Sir Peter Westmacott, British Ambassador to the United States, recently visited Creech Air Force Base in Nevada, home to the 39 Squadron of the RAF. While there, Ambassador Westmacott witnessed a remotely-piloted Reaper aircraft carry out a mission over Afghanistan. Following his visit to the 39 Squadron, the Ambassador visited the US Naval Air Weapons Station in China Lake, California, where he observed a trial firing of a dual mode Brimstone precision missile from a US Reaper.

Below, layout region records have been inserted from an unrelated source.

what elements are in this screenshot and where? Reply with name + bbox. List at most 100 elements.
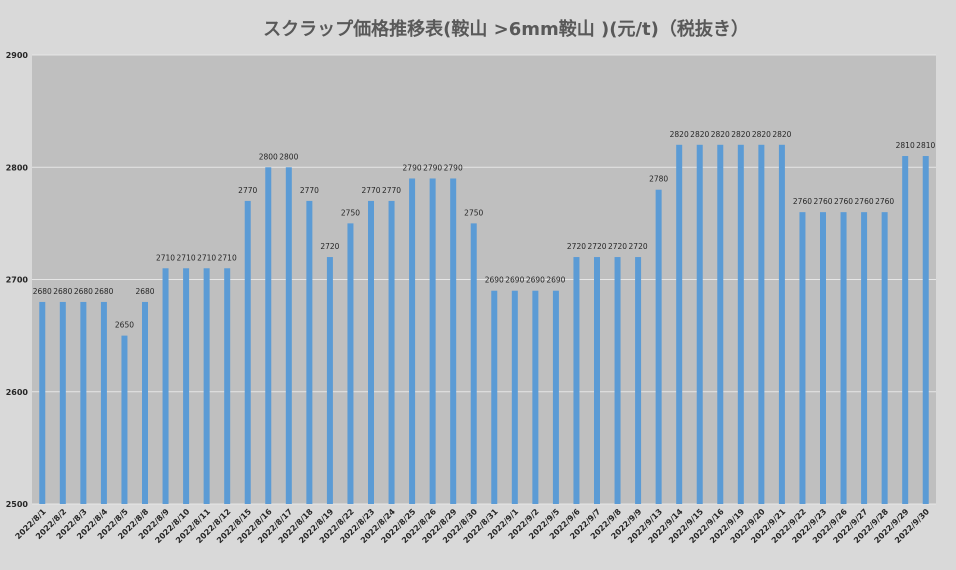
bar <box>80 301 87 504</box>
bar <box>142 301 148 504</box>
data-label: 2690 <box>485 276 504 285</box>
bar <box>244 200 251 505</box>
bar <box>778 144 785 505</box>
data-label: 2810 <box>916 141 935 150</box>
data-label: 2690 <box>526 276 545 285</box>
data-label: 2710 <box>197 253 216 262</box>
data-label: 2690 <box>505 276 524 285</box>
bar <box>922 156 929 504</box>
bar <box>552 290 559 504</box>
data-label: 2690 <box>546 276 565 285</box>
data-label: 2720 <box>608 242 627 251</box>
y-axis-ticks: 2500 2600 2700 2800 2900 <box>6 51 29 509</box>
bar <box>594 257 600 504</box>
data-label: 2790 <box>423 163 442 172</box>
bar <box>39 301 46 504</box>
y-tick-label: 2900 <box>6 51 29 60</box>
bar <box>532 290 539 504</box>
bar <box>881 212 888 504</box>
chart-title: スクラップ価格推移表(鞍山 >6mm鞍山 )(元/t)（税抜き） <box>263 18 749 40</box>
bar <box>655 189 662 504</box>
data-label: 2720 <box>629 242 648 251</box>
data-label: 2680 <box>74 287 93 296</box>
data-label: 2820 <box>731 130 750 139</box>
data-label: 2820 <box>752 130 771 139</box>
bar <box>409 178 416 504</box>
data-label: 2760 <box>834 197 853 206</box>
data-label: 2680 <box>53 287 72 296</box>
bars <box>39 144 929 505</box>
bar <box>696 144 703 505</box>
data-label: 2710 <box>177 253 196 262</box>
bar <box>429 178 436 504</box>
data-label: 2760 <box>875 197 894 206</box>
data-label: 2710 <box>156 253 175 262</box>
data-label: 2720 <box>320 242 339 251</box>
y-tick-label: 2500 <box>6 500 29 509</box>
data-label: 2720 <box>567 242 586 251</box>
data-label: 2770 <box>382 186 401 195</box>
bar <box>100 301 107 504</box>
bar <box>717 144 724 505</box>
data-label: 2770 <box>300 186 319 195</box>
y-tick-label: 2600 <box>6 388 29 397</box>
data-label: 2680 <box>94 287 113 296</box>
bar <box>224 268 231 504</box>
x-axis-ticks: 2022/8/12022/8/22022/8/32022/8/42022/8/5… <box>14 507 932 545</box>
bar <box>902 156 909 504</box>
data-label: 2680 <box>33 287 52 296</box>
bar <box>758 144 765 505</box>
data-label: 2650 <box>115 321 134 330</box>
data-label: 2750 <box>341 208 360 217</box>
bar <box>203 268 210 504</box>
data-label: 2680 <box>135 287 154 296</box>
bar <box>635 257 642 504</box>
y-tick-label: 2800 <box>6 163 29 172</box>
data-label: 2800 <box>279 152 298 161</box>
bar <box>470 223 477 504</box>
data-label: 2800 <box>259 152 278 161</box>
data-label: 2760 <box>813 197 832 206</box>
bar <box>840 212 847 504</box>
data-label: 2780 <box>649 175 668 184</box>
bar <box>573 257 580 504</box>
data-label: 2760 <box>793 197 812 206</box>
data-label: 2790 <box>444 163 463 172</box>
bar <box>799 212 806 504</box>
bar <box>285 167 292 504</box>
data-label: 2820 <box>772 130 791 139</box>
bar <box>368 200 374 505</box>
data-label: 2750 <box>464 208 483 217</box>
bar <box>388 200 395 505</box>
bar <box>306 200 313 505</box>
bar <box>326 257 333 504</box>
gridlines <box>32 54 936 505</box>
data-label: 2720 <box>587 242 606 251</box>
bar <box>183 268 190 504</box>
bar <box>491 290 498 504</box>
data-label: 2820 <box>711 130 730 139</box>
bar <box>59 301 66 504</box>
data-label: 2760 <box>855 197 874 206</box>
bar <box>511 290 518 504</box>
bar <box>737 144 744 505</box>
bar <box>820 212 826 504</box>
bar <box>861 212 868 504</box>
data-label: 2790 <box>403 163 422 172</box>
bar <box>265 167 272 504</box>
data-label: 2770 <box>238 186 257 195</box>
data-label: 2810 <box>896 141 915 150</box>
data-label: 2820 <box>690 130 709 139</box>
bar <box>347 223 354 504</box>
bar <box>450 178 457 504</box>
data-label: 2710 <box>218 253 237 262</box>
bar <box>121 335 128 504</box>
y-tick-label: 2700 <box>6 276 29 285</box>
bar <box>614 257 621 504</box>
data-label: 2820 <box>670 130 689 139</box>
bar <box>676 144 683 505</box>
bar <box>162 268 169 504</box>
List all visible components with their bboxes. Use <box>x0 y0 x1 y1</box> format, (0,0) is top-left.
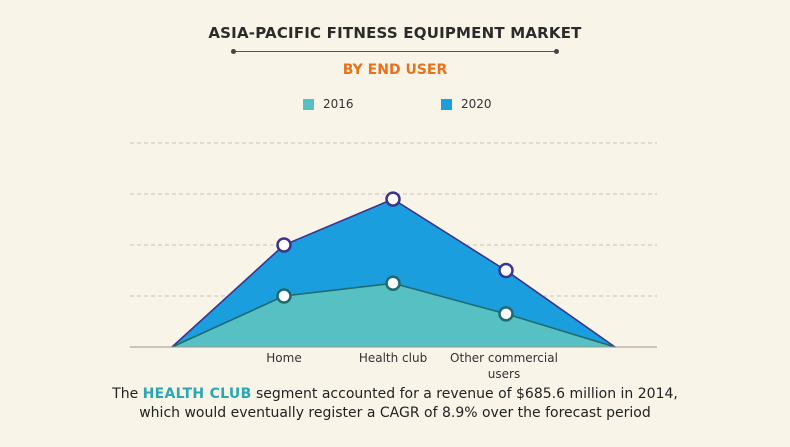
area-chart: Home Health club Other commercial users <box>130 142 657 380</box>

In 2007, the Royal Air Force formed 39 Squadron at Creech Air Force Base in Nevada to operate the remotely-piloted air systems (RPAS) alongside US Air Force squadrons. Since October 2007 the Reaper has amassed 54,000 flying hours in support of coalition forces in Afghanistan and has fired just 459 precision weapons. This year alone it will fly over 13,000 hours, completing more than 800 missions in support of ground forces. When a precision strike capability is required from RAF Reaper aircraft by ground commanders this is always in accordance with international humanitarian law and the law of armed conflict, and is governed by strict rules of engagement; exactly the same as manned aircraft.
In the UK, the Ministry of Defence has, for the first time, opened its unmanned aerial systems control centre, inviting members of the media to view the high-tech operations room at Royal Air Force (RAF) Waddington.
Members of 13 Squadron operate the RAF’s Reaper aircraft in Afghanistan remotely from Waddington. The Reaper system is just one of a range of unmanned aerial systems operated by UK armed forces, providing vital, life-saving intelligence, reconnaissance and surveillance on operations. The Royal Air Force has used the MQ-9 Reaper Remotely Piloted Air System since January 2004.
During a visit to RAF Waddington, Defence Secretary Philip Hammond viewed the full range of current and future equipment. During the visit, Mr Hammond said:
Vital to our efforts to protect our forces and the people of Afghanistan, this battle-winning technology allows us to understand the situation on the ground more clearly, develop better intelligence, and precisely strike, within our rules of engagement, those who threaten or hurt the people we are protecting. Much of the criticism of unmanned aerial systems is based on misunderstanding. This event provides a great opportunity to better inform people about these life-saving assets and their variety of purposes.